For context, note that the Global Market Index (GMI) is ahead by a modest 1.8% so far in 2025. GMI is an unmanaged benchmark that holds all the major asset classes (except cash) in market-value weights via ETFs and represents a competitive benchmark for multi-asset-class portfolios.

The sight of US stocks falling to the back of the line and posting the only loss year to date among global markets highlights a dramatic shift in leadership, but the catalyst is no mystery. President Trump’s trade war has roiled markets, unleashing a surge of uncertainty about the macro implications. The US economy isn’t likely to be immune. As noted yesterday on, first-quarter growth nowcasts for US GDP have fallen sharply lately.

The Wall Street Journal today reports: “Investors entered 2025 optimistic that an already strong U.S. economy could get an extra boost from an administration pushing market-friendly tax cuts and regulatory rollbacks.

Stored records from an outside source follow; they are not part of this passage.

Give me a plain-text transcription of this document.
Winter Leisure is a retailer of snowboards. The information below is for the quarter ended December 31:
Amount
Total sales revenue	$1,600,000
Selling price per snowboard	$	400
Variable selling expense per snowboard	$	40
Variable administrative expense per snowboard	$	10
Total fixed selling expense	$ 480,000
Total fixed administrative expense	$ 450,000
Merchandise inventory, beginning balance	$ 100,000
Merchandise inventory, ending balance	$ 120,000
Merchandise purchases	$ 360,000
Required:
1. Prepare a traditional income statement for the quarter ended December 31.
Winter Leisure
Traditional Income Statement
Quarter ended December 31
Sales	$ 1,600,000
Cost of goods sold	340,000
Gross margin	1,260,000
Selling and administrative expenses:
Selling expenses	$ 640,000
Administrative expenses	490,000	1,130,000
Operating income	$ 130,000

Instead, trade tensions and signs of slowing growth have driven major indexes lower in recent weeks.”

“Ironically, in a year [where] everyone said America First, other markets, including emerging markets and Europe, might outperform,” said David Hauner, global head of emerging markets and FX strategy at BofA. “We may be at the beginning of a bigger shift here.”